„An die Universität zu kommen, war etwas ganz Außergewöhnliches für mich.“
Freiburg, 23.06.2025
Christian Streich ist Alumnus der Universität Freiburg. Nach Hauptschulabschluss, abgeschlossener Berufsausbildung als Industriekaufmann und Jahren im Profifußball machte er sein Abitur, um anschließend in Freiburg Germanistik, Geschichte und Sport auf Lehramt zu studieren. Im Interview spricht Streich darüber, warum dieser Weg nicht selbstverständlich für ihn war, wie er seine erste Hausarbeit nach zwei Tagen zur Überarbeitung zurückbekam und was Universitäten aus seiner Sicht heute leisten müssen. Beim Alumni-Tag am 4. Juli erhält Streich die Universitätsmedaille. Alle Interessierten sind herzlich eingeladen.
Herr Streich, wie sind Sie an die Universität Freiburg gekommen?

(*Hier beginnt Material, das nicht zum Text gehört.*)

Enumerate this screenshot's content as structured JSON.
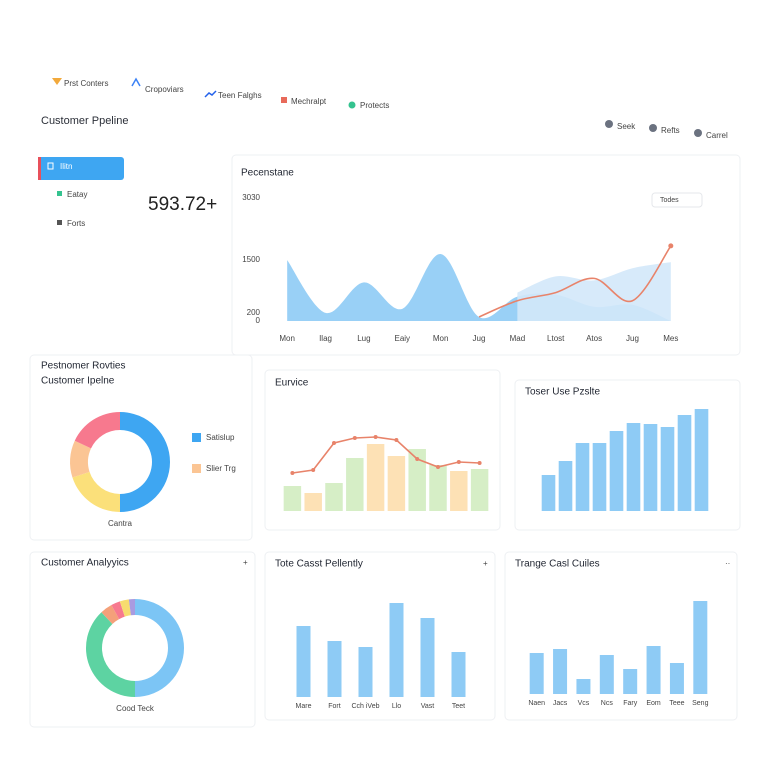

Christian Streich: Nach dem Hauptschulabschluss habe ich eine Berufsausbildung zum Industriekaufmann absolviert. Zur gleichen Zeit habe ich beim Freiburger FC in der 3. Liga Fußball gespielt. Es folgten Jahre im Profifußball beim FC Homburg und bei den Stuttgarter Kickers. Ich wollte jedoch zurück nach Freiburg. Dort habe ich am Kolping-Kolleg mit BAföG-Unterstützung an einer Ganztagesschule über drei Jahre das Abitur nachgeholt. Erst mit 28 habe ich anfangen, an der Universität zu studieren: Sport, Geschichte und Deutsch auf Lehramt. Weil ich hier verwurzelt bin, wollte ich in Freiburg studieren, was dann auch funktioniert hat.
Warum haben Sie nach Ihrer Berufsausbildung das Abitur nachgeholt?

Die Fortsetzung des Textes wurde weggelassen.